6 Practical Materials and Applications of PEFCs

The latest practical PEFCs developed for automobile application are briefly introduced in this section. Fuel cell vehicles (FVCs) were commercialized in December 2014 after overcoming many problems as explained in Sects. 22.122.5. In Chap. 34, the TOYOTA MIRAI will be introduced as an automobile application in detail, but ahead of that the materials used for the PEFC within the MIRAI are focused on here [26]. For the electrolyte membrane, the thickness is reduced to one third of the original, leading to a threefold increase in proton conductivity.
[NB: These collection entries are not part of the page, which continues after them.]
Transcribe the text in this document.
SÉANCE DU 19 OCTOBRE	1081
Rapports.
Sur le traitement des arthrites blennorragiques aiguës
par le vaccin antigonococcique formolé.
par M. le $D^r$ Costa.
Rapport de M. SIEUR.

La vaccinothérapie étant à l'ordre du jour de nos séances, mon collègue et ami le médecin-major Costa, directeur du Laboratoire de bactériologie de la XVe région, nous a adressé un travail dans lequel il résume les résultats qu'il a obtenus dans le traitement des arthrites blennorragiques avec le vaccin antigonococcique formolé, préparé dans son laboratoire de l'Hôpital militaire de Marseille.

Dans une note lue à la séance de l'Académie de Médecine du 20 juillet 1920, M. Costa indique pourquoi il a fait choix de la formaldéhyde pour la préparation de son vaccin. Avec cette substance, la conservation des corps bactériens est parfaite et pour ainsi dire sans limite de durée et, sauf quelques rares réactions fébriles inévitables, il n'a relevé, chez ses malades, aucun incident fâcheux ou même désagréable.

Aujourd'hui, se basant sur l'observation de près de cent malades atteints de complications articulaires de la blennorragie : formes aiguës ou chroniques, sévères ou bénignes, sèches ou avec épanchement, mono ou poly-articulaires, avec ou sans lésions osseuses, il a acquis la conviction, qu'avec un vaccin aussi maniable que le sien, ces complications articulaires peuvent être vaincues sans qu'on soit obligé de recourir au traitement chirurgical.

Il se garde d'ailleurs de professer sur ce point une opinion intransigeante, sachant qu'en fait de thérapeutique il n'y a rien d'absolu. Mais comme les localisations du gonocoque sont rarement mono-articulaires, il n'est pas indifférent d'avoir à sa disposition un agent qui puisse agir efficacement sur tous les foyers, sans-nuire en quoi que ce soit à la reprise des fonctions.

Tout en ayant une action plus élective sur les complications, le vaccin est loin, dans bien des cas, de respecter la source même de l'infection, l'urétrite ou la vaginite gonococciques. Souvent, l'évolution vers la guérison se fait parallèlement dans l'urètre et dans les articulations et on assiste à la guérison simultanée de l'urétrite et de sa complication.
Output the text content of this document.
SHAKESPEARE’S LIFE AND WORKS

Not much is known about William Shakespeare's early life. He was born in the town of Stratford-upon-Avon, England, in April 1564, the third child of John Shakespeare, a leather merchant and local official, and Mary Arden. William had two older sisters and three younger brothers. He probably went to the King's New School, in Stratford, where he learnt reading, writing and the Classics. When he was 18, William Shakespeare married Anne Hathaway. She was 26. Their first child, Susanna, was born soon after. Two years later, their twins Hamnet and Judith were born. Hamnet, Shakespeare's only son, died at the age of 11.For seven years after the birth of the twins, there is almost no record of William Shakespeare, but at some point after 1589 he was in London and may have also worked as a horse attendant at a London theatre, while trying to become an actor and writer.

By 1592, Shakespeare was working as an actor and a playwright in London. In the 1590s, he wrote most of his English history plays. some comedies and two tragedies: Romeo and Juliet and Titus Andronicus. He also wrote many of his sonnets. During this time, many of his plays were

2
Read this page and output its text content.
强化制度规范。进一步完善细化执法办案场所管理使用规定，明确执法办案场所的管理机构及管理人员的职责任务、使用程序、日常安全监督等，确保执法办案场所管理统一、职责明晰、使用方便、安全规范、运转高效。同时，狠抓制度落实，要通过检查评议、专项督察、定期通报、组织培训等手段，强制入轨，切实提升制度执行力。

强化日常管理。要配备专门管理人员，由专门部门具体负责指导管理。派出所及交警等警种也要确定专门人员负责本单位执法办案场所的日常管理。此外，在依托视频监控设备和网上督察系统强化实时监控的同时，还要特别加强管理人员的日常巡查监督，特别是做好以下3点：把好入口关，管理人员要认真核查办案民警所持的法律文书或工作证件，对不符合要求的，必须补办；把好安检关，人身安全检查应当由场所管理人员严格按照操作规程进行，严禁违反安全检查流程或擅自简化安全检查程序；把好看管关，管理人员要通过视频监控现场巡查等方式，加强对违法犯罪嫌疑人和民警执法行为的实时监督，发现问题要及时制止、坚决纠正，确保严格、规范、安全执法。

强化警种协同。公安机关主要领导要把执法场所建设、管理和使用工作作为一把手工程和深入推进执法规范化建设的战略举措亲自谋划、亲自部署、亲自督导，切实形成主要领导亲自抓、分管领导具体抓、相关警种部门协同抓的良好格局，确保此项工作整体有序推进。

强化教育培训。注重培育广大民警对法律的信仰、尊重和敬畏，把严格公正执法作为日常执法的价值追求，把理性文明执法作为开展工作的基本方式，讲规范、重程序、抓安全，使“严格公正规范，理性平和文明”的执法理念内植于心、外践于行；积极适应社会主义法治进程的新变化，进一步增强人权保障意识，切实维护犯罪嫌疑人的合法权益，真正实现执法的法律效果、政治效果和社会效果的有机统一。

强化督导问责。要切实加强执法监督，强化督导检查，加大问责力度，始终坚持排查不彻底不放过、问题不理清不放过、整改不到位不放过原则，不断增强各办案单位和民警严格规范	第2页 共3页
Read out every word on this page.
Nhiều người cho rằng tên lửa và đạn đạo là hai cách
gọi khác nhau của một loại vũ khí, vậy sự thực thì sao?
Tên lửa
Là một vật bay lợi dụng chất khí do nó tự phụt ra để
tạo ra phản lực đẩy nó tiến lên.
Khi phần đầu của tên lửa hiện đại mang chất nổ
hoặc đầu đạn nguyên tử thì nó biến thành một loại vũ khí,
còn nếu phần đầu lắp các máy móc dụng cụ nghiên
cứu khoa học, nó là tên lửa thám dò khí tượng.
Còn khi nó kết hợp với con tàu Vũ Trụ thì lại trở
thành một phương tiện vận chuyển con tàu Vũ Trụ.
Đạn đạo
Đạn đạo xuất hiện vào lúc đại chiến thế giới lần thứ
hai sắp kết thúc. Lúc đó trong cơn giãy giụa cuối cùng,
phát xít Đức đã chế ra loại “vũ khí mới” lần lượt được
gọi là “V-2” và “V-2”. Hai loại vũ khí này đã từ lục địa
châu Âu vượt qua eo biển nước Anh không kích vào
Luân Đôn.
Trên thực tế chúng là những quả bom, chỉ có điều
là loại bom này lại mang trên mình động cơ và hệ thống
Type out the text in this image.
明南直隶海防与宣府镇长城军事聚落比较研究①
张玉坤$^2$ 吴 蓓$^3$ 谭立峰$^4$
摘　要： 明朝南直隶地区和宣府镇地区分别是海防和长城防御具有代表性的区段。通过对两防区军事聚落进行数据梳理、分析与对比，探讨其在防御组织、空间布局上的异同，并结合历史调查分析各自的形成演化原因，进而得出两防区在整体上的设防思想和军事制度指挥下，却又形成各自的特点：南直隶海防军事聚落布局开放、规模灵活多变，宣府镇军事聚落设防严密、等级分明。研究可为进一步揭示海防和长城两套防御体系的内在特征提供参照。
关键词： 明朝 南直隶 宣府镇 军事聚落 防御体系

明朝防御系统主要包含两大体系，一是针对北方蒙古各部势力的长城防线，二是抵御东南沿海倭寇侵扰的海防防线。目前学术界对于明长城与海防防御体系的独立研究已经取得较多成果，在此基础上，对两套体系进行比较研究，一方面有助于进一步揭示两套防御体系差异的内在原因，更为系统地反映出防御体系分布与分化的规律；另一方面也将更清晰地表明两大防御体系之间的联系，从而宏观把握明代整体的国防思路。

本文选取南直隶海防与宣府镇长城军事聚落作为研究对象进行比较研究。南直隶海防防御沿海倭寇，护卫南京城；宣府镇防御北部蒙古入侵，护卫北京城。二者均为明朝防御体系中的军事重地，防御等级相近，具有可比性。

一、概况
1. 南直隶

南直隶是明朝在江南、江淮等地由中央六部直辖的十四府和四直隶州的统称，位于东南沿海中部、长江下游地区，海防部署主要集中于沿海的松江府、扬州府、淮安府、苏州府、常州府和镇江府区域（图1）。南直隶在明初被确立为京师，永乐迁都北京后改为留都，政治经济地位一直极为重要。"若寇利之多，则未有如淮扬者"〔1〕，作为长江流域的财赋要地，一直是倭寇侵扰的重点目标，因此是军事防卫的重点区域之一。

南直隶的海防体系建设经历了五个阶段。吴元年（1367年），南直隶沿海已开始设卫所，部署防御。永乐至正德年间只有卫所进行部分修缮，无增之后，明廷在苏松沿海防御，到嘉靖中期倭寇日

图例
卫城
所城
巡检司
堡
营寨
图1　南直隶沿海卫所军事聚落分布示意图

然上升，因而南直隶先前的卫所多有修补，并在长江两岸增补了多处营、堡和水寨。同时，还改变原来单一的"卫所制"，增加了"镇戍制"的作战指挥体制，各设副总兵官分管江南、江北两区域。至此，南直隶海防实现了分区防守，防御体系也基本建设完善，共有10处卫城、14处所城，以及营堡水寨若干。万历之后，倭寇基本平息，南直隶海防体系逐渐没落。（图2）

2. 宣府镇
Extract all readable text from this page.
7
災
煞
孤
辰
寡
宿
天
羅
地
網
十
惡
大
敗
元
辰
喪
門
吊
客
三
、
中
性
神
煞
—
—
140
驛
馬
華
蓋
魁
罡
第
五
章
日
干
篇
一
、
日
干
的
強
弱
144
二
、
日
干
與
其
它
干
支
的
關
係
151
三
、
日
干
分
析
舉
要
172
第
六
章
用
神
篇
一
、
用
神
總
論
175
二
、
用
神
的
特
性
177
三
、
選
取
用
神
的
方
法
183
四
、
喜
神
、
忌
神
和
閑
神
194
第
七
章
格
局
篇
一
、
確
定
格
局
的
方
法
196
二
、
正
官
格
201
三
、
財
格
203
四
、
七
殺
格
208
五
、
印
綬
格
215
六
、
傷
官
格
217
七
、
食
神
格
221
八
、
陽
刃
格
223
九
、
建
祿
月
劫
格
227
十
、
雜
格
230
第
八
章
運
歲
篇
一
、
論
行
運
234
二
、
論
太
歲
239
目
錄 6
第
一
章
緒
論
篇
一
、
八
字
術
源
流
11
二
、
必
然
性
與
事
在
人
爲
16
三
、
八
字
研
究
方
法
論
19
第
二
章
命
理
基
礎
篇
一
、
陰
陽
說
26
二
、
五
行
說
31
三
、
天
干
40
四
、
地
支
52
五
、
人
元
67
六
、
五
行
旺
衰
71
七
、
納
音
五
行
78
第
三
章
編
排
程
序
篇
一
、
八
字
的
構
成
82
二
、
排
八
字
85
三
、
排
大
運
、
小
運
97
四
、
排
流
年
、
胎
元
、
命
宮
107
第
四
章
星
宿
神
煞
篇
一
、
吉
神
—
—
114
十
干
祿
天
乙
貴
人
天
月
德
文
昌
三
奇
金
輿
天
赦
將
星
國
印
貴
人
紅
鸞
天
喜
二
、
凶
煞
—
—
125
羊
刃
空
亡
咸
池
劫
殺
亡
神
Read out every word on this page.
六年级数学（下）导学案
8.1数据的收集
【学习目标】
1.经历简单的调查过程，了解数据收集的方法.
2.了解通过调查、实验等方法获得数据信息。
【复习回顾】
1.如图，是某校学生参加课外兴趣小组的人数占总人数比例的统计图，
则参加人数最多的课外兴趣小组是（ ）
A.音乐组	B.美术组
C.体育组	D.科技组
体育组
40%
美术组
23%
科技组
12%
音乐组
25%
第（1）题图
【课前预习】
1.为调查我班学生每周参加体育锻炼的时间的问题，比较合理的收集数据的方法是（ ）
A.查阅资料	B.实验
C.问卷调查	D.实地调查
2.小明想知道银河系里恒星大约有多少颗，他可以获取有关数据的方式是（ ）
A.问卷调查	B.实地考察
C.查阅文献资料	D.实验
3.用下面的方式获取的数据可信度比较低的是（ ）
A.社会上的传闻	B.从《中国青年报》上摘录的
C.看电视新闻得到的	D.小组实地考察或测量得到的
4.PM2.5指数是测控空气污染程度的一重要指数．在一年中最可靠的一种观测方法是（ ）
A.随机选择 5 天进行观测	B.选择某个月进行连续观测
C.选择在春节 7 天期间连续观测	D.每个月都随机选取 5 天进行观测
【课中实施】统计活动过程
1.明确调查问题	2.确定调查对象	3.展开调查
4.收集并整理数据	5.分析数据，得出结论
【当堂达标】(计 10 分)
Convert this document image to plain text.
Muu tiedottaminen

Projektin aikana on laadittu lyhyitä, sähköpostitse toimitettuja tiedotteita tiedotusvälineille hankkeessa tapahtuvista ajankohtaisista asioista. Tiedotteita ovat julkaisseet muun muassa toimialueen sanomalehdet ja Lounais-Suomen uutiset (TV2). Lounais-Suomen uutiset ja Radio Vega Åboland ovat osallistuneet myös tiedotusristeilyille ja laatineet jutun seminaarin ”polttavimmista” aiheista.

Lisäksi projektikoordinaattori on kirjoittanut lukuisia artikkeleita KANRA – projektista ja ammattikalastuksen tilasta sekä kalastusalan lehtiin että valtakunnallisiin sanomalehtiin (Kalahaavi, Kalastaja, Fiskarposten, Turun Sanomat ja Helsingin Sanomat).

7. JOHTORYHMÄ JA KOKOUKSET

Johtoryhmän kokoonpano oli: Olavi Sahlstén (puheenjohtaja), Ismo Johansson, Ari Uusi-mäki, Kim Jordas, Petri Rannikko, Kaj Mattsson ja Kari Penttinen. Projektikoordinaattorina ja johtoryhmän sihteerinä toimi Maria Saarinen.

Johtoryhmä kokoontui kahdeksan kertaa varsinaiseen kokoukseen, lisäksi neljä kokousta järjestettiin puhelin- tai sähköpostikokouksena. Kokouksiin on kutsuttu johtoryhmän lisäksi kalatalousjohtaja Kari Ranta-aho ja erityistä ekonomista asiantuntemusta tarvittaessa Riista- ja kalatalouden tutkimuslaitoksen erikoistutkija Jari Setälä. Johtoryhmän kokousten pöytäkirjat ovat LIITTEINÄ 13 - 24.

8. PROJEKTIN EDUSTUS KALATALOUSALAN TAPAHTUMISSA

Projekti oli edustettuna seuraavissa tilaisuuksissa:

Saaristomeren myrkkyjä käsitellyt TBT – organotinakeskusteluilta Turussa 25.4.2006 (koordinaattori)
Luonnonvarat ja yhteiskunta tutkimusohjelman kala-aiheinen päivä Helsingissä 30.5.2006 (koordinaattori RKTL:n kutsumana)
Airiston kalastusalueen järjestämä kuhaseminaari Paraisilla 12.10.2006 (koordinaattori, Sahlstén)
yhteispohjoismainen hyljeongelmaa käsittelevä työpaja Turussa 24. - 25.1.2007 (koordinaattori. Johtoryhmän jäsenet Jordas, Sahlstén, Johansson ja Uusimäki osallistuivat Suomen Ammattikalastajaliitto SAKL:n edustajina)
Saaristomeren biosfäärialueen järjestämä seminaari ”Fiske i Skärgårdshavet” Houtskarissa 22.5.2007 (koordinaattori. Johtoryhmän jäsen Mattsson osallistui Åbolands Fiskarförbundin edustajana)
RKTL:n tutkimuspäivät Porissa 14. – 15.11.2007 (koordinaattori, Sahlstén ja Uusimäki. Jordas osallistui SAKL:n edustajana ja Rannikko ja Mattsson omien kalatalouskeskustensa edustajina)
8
For electrocatalysts, Pt/C is still used at the anode, but for the cathode with a slow reaction, a more active PtCo/C is introduced, resulting in 1.8 times higher oxygen reduction activity. The gas diffusion layer is made more porous and thinner in order to increase gas diffusion ability, leading to twice higher gas diffusivity. Regarding the separators, for the cathode side, titanium separators with a 3D fine mesh flow channel are used in order to increase the hydrophobicity and promote oxygen gas diffusion, resulting in homogeneous power generation over the planar direction of the cells. Along with all these improvements to the materials, the power density of MIRAI becomes 2.4 times higher compared to TOYOTA FCHV-adv (2008 model). Please see Chap. 34 for more details.